I'm confused about problems where we calculate a PDF conditioned on an event.

Consider this simple problem:

We have two random variables, X and Y, X is uniformly distributed on [a,b], and Y is uniform on [a,X]. We want to find the PDF of f(x|Y>y').

What's the best approach to calculate this?

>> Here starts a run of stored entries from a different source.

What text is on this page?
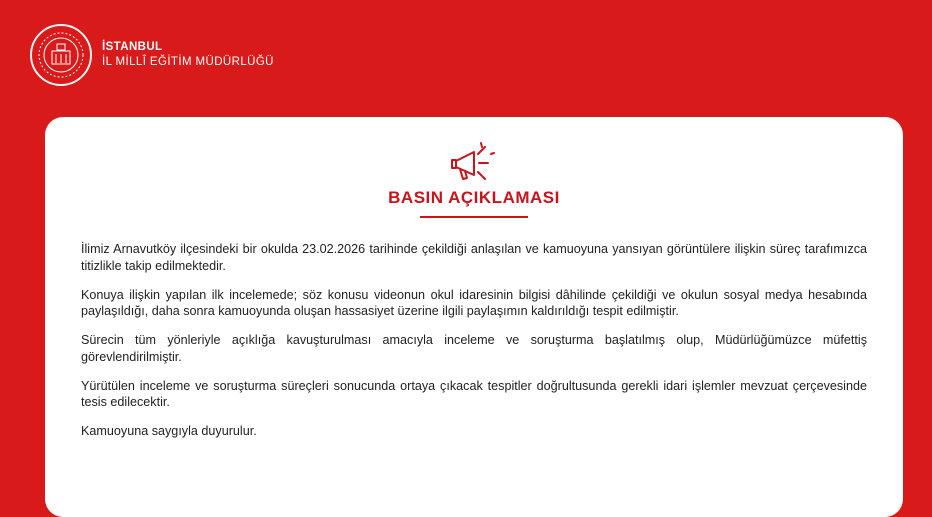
İSTANBUL
İL MİLLÎ EĞİTİM MÜDÜRLÜĞÜ
BASIN AÇIKLAMASI

İlimiz Arnavutköy ilçesindeki bir okulda 23.02.2026 tarihinde çekildiği anlaşılan ve kamuoyuna yansıyan görüntülere ilişkin süreç tarafımızca titizlikle takip edilmektedir.

Konuya ilişkin yapılan ilk incelemede; söz konusu videonun okul idaresinin bilgisi dâhilinde çekildiği ve okulun sosyal medya hesabında paylaşıldığı, daha sonra kamuoyunda oluşan hassasiyet üzerine ilgili paylaşımın kaldırıldığı tespit edilmiştir.

Sürecin tüm yönleriyle açıklığa kavuşturulması amacıyla inceleme ve soruşturma başlatılmış olup, Müdürlüğümüzce müfettiş görevlendirilmiştir.

Yürütülen inceleme ve soruşturma süreçleri sonucunda ortaya çıkacak tespitler doğrultusunda gerekli idari işlemler mevzuat çerçevesinde tesis edilecektir.

Kamuoyuna saygıyla duyurulur.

An approach that comes to my mind is to define this PDF as the derivative of its CDF: $$ f(x|Y>y') = \frac{d}{dx}Pr(X<x|Y>y') = \frac{d}{dx}\left[\frac{Pr(X<x,Y>y')}{Pr(Y>y')}\right]=\frac{d}{dx}\left[\frac{\int_{a}^{x}\int_{y'}^{b}{f(x,y)dydx}}{\int_{y'}^{b}{f_{y}(y)dy}}\right] $$ And we know that: $$ f(y|x) = \begin{cases} \frac{1}{x-a} &a<y<x \\ 0 & \mbox{elsewhere} \end{cases} $$

$$ f(x,y) = f_x(x)*f(y|x) = \begin{cases} \frac{1}{(x-a)(b-a)} &a<y<x<b \\ 0 & \mbox{elsewhere} \end{cases} $$ $$ f_y(y) = \begin{cases} \int_{y}^{b}\frac{1}{(x-a)(b-a)}dx &a<y \\ 0 & \mbox{elsewhere} \end{cases} $$ Is this approach correct? Is there a better approach that's more straightforward?

Answer 1

Yes, I think your approach is correct.

Perhaps a slightly simpler way to see this would be to note $f_{X|Y}(x|y) = \frac{f_{X,Y}(x,y)}{f_Y(y)}$ and then to integrate $y$ over $(y', b]$.
This would give $\frac{\int_{(y', b]} f_{X,Y}(x,y) dy}{\int_{(y', b]} f_Y(y) dy}= \frac{\int_{y'}^b f_{X,Y}(x,y) dy}{\int_{y'}^b f_Y(y) dy}$ which, by the Fundamental Theorem of Calculus, is the same as the derivative of the CDF you gave.

A side note, whuber suggests that a simple geometric approach could work as well, but I don't see it; could they elaborate?